Imperial: Prize boosts nanotech development

01 Mar 2007 | Network Updates

A multidisciplinary team from Imperial College London, Molecular Vision Ltd and Imperial Innovations has won a prize of £250,000 from the Royal Society to develop two innovative nanotech concepts through to commercial exploitation.

The winning technology targets step changes in the speed and economics of manufacturing organic semiconductor devices, and has the potential to yield major breakthroughs for climate change and carbon control.

The funding will help the team commercialise two fabrication processes in the intellectual property pipeline of Imperial Innovations: an interlayer lithography technique and a solid-phase transfer lithography technique. Such techniques are expected to help realise the full potential of plastic electronics by enabling low-cost high-throughput reel-to-reel manufacturing for a variety of applications.

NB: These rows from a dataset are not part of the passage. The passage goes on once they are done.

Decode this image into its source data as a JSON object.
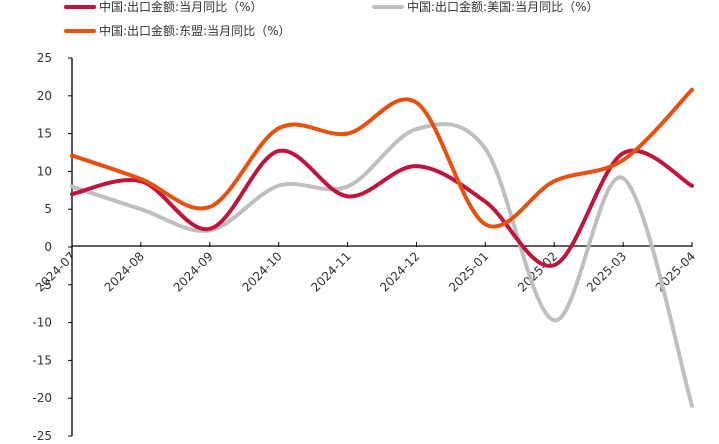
{
  "chart_data": {
    "type": "line",
    "categories": [
      "2024-07",
      "2024-08",
      "2024-09",
      "2024-10",
      "2024-11",
      "2024-12",
      "2025-01",
      "2025-02",
      "2025-03",
      "2025-04"
    ],
    "series": [
      {
        "name": "中国:出口金额:当月同比（%）",
        "color": "#c0143c",
        "values": [
          7.0,
          8.7,
          2.4,
          12.7,
          6.7,
          10.7,
          6.0,
          -2.4,
          12.4,
          8.1
        ]
      },
      {
        "name": "中国:出口金额:美国:当月同比（%）",
        "color": "#bfbfbf",
        "values": [
          8.0,
          5.0,
          2.2,
          8.1,
          8.0,
          15.6,
          13.0,
          -9.7,
          9.1,
          -21.0
        ]
      },
      {
        "name": "中国:出口金额:东盟:当月同比（%）",
        "color": "#e8500f",
        "values": [
          12.1,
          9.0,
          5.3,
          15.7,
          15.0,
          19.1,
          3.0,
          8.7,
          11.5,
          20.8
        ]
      }
    ],
    "ylim": [
      -25,
      25
    ],
    "yticks": [
      -25,
      -20,
      -15,
      -10,
      -5,
      0,
      5,
      10,
      15,
      20,
      25
    ],
    "ytick_labels": [
      "-25",
      "-20",
      "-15",
      "-10",
      "-5",
      "0",
      "5",
      "10",
      "15",
      "20",
      "25"
    ],
    "legend_position": "top",
    "grid": false
  }
}
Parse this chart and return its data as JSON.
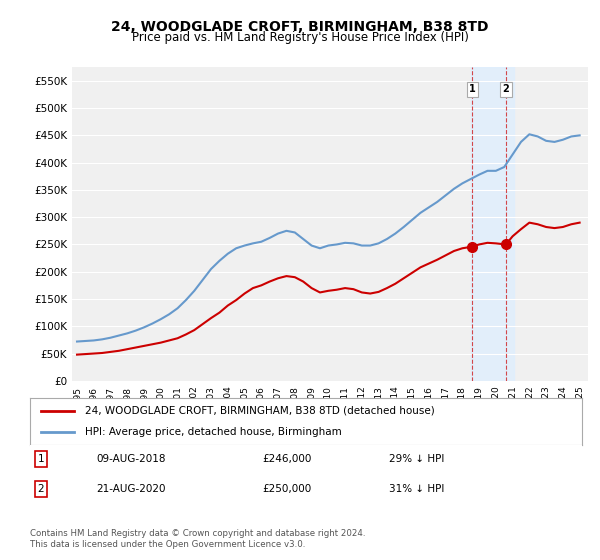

The team is focusing on organic photovoltaics and solid-state lighting applications for which multiple benefits could result, including commercial breakthroughs in multi-billion pound markets.

The applications could  strengthen the plastic electronics manufacturing industry in the UK, and make a huge impact on carbon control and efforts to arrest negative trends in climate change – both in terms of energy production (organic solar cells) and consumption (organic solid-state lighting).

A hundred megatonnes of carbon-equivalent emissions could be saved each year by implementing more energy-efficient solid-state lighting technologies worldwide in the next two decades.

The team plans to work with industry partners and public-sector organisations committed to tackling climate change issues and advancing the technology innovation base of the UK.